Upon dissolution of the corporation, the board of trustees shall, after paying or making provision for the payment of all the liabilities of the corporation, dispose of the remaining assets of the corporation exclusively for one or more exempt purposes, within the meaning of section 501(c)(3) of the Internal Revenue Code of 1986 (or the corresponding provision of any future Federal tax code), or shall distribute the same to the Federal government, or to a state or local government, for a public purpose. Any such assets not so disposed of shall be disposed of by order of the Supreme Court of the State of New York in the judicial district where the principal office of the corporation is then located, exclusively for such purposes or to such organization or organizations, organized and operated exclusively for such purposes, as said Court shall determine.”

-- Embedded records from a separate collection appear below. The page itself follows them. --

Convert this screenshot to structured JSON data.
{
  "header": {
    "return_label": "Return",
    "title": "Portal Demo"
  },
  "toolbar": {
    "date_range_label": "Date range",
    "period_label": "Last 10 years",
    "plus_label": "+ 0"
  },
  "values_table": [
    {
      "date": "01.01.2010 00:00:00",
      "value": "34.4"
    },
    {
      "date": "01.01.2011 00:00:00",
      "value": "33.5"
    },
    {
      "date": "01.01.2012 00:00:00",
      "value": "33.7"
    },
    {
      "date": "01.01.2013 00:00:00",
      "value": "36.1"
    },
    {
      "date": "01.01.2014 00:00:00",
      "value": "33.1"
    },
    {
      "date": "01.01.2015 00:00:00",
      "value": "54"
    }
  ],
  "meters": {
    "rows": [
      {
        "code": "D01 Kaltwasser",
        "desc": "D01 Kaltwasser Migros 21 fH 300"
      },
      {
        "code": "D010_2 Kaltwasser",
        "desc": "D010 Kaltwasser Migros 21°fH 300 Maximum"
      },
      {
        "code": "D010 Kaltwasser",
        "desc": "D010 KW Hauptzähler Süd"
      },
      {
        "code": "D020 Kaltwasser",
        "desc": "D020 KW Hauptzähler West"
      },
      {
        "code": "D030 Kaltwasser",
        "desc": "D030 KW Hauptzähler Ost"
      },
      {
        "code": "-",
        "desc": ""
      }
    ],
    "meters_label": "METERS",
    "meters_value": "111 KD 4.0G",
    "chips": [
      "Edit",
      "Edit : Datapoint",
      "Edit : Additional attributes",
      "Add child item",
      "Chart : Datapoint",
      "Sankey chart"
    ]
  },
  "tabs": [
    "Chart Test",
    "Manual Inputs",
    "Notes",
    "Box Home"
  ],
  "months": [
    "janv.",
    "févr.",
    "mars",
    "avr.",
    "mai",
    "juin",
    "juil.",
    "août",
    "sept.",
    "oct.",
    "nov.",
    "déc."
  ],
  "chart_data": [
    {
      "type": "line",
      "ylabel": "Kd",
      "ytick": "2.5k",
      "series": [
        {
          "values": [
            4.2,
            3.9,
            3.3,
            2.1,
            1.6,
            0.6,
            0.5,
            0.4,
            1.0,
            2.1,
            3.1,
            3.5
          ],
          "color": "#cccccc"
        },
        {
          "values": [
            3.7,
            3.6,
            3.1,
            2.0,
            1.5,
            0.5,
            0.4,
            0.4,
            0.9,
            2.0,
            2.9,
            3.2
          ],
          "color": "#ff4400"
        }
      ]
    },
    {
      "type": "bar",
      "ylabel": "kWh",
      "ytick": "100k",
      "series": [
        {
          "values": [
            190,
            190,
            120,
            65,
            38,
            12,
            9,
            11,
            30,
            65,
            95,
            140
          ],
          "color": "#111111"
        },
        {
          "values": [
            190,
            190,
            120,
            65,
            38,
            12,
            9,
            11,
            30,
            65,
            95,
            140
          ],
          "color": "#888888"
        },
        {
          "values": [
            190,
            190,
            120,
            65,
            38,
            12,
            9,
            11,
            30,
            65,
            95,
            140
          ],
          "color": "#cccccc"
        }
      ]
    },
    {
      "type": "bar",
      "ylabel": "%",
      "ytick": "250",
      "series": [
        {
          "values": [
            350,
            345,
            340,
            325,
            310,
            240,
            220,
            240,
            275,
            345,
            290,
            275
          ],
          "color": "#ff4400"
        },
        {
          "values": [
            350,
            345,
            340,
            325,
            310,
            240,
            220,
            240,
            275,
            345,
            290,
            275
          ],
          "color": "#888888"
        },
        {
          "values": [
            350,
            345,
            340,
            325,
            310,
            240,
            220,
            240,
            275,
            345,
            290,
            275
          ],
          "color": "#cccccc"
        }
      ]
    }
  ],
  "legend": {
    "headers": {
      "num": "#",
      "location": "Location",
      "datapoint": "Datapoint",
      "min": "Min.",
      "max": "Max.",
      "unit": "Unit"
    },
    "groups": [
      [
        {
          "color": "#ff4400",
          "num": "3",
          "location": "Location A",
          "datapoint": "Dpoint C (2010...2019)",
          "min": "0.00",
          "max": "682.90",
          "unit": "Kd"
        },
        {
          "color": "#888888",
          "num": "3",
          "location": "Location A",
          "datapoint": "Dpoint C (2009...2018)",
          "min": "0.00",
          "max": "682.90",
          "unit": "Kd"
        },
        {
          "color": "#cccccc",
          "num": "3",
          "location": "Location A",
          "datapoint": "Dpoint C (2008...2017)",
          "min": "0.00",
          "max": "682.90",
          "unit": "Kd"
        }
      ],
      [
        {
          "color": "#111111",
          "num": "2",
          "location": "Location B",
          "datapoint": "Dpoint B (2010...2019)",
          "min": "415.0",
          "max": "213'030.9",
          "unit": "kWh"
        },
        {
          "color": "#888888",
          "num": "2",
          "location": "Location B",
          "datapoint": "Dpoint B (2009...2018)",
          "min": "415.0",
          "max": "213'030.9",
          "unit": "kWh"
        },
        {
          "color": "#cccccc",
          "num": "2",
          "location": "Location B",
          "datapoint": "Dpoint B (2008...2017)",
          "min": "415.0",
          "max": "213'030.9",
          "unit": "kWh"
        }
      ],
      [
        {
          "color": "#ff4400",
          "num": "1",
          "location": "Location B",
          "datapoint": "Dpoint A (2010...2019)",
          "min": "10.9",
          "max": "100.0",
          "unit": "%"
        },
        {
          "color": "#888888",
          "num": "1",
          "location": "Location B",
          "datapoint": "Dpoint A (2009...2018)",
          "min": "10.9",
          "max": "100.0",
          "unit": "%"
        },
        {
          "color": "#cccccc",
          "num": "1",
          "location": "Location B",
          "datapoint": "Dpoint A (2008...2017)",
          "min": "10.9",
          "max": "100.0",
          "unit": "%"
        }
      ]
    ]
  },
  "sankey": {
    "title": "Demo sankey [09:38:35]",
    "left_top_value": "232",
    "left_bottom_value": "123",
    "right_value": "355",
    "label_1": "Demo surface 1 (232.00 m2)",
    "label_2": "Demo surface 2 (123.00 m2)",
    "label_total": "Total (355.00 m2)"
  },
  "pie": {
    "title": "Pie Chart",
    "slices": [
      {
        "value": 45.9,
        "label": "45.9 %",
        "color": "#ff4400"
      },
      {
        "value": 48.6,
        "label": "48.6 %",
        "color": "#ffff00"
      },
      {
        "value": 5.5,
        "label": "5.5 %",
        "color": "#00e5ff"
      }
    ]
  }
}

In those cases where a charter has been issued without the foregoing language, and a petition seeking an amended, extended, or absolute charter is to be submitted, it is recommended that the petition ask that the charter also be amended to include the foregoing language. In a recent change of position from earlier rulings, the Internal Revenue Service has issued Revenue Procedure 82-2, which provides that in order for a nonprofit charitable corporation created in New York (and in most other states) to qualify for tax-exempt status, the charter or certificate of incorporation must contain language which satisfies the provisions of §1.501(c)(3)-1(b)(4) of the Income Tax Regulations. It is recommended that the dissolution clause listed above be included to comply with such regulations.